How Much Protein Is in a Pound of Turkey Breast?

turkey breast

Ever wondered how much protein you’re really getting from that pound of turkey breast? Whether you’re meal prepping, tracking macros, or just curious about your protein intake, I’ve got the answer.

turkey breast

The Protein Power of Turkey Breast: How Much Bang for Your Buck?

Let’s cut right to the chase: a pound (454 grams) of turkey breast packs about 110-115 grams of protein depending on the cut and how it’s prepared.

But there’s more to this story than just one number.

The Turkey Breast Protein Breakdown

turkey breast

Different sources report slightly different numbers:

  • JENNIE-O® Extra Lean Ground Turkey Breast gives us 28 grams of protein per 4-ounce serving. Do the math (multiply by 4 to get a pound) and you end up with 112 grams of protein per pound of their product.

  • According to Healthline, 100 grams of turkey breast contains about 24-29 grams of protein. If we use the average (26.5g) and multiply it out for a pound (454g), we get roughly 120 grams of protein.

  • The USDA nutrition database shows that roasted turkey breast is about 30% protein by weight, which translates to approximately 136 grams per pound for super lean cuts.

  • Medical News Today reports around 29 grams of protein per 100 grams of roasted turkey with skin, giving us about 131 grams per pound.

Why Do These Numbers Vary?

turkey breast

The protein content in turkey breast varies for several reasons (and no, it’s not just to confuse you):

  1. Skin on vs. skinless – Skinless turkey breast has a higher protein concentration because skin adds fat but not much protein.

  2. Cooking method – Roasting, grilling, or frying affects moisture content, which changes the protein-to-weight ratio.

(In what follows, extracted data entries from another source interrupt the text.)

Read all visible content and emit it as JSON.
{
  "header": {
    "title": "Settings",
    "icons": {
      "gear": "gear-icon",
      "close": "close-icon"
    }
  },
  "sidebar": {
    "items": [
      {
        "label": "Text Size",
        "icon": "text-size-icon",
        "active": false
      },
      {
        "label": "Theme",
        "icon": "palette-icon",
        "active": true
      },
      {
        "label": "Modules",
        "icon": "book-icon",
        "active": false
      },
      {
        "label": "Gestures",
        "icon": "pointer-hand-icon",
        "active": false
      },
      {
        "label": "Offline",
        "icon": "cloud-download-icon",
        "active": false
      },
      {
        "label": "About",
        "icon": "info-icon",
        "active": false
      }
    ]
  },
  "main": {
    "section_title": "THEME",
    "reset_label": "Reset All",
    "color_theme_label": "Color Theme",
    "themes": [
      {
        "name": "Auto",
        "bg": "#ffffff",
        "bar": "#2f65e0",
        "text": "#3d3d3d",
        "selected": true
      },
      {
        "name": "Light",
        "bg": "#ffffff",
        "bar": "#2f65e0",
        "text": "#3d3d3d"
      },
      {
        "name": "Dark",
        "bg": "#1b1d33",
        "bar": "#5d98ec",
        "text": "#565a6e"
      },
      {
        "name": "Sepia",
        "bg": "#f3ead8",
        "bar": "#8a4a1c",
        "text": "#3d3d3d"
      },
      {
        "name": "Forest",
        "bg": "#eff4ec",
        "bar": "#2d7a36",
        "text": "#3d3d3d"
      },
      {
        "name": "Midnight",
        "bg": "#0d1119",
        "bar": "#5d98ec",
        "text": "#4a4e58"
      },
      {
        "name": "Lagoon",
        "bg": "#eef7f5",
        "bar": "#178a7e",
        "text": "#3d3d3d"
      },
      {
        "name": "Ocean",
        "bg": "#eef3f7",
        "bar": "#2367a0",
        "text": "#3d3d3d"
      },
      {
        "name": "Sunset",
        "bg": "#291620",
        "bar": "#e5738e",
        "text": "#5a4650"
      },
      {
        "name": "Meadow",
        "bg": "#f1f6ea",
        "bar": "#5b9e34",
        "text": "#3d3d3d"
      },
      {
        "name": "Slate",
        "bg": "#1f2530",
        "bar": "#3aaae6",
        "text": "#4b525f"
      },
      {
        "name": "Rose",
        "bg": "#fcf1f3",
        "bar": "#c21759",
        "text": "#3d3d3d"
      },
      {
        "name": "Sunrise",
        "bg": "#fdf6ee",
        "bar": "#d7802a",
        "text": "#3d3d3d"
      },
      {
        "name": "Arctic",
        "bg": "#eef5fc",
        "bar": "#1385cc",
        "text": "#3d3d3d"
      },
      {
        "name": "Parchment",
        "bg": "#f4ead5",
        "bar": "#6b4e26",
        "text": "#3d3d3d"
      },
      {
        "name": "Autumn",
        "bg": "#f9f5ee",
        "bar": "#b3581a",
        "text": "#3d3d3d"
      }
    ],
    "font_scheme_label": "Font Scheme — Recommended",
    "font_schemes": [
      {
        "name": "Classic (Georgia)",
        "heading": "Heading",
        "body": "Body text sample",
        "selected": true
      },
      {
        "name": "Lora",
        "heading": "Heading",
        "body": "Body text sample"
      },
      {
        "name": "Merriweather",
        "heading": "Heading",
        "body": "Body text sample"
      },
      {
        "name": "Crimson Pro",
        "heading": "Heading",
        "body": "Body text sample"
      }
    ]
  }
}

As turkey cooks, it loses water and becomes more protein-dense per ounce.

  3. Ground vs. whole – Ground turkey breast might have slightly different nutritional values than a whole breast.

  4. Brand differences – Different turkey producers may have birds with varying nutritional profiles.

Turkey Breast Nutritional Profile: More Than Just Protein

Turkey breast isn’t just a protein powerhouse—it’s a nutritional MVP. For every 100 grams of skinless turkey breast, you’re getting:

  • Calories: ~120-130 kcal
  • Protein: ~25-29 grams
  • Fat: 1-3 grams
  • Carbs: 0 grams (yep, ZERO!)

It’s also loaded with B vitamins (especially B3 and B6), selenium, and phosphorus, which support energy metabolism and immune function.

What This Means for Your Meal Planning

turkey breast

If you’re tracking macros (and who isn’t these days?), here’s what you need to know about a pound of turkey breast:

  • Protein: About 110-115 grams
  • Calories: Roughly 480-520 kcal
  • Fat: Approximately 10-12 grams

This makes turkey breast one of the leanest protein sources you can find. Compare that to a pound of 80/20 ground beef, which has around 80 grams of protein but over 1,200 calories!

Practical Applications: Meal Prep Like a Pro

Here’s how to use this information in real life:

  1. Meal prepping for muscle gain: If you need 30g of protein per meal, a quarter-pound of turkey breast will get you there with minimal fat.

  2. Cutting calories but keeping protein high: Turkey breast gives you more protein per calorie than almost any other meat.

  3. Post-workout nutrition: With its high protein content and minimal fat, turkey breast is perfect for post-workout recovery meals.

  4. Family meal planning: When cooking for multiple people with different protein needs, you can easily calculate how much turkey to prepare.

Personally, I’ve found that pre-cooking a few pounds of turkey breast on Sunday makes weekday meal prep a breeze. Slice it, dice it, shred it—it’s versatile enough to keep meals interesting all week.

The Bottom Line

turkey breast

If someone asks you how much protein is in a pound of turkey breast, you can confidently say 110-115 grams without missing a beat.

Turkey breast is a lean, high-quality protein source that deserves a place in any nutrition-focused diet. Whether you’re building muscle, losing fat, or just trying to eat healthier, turkey breast delivers serious nutritional value.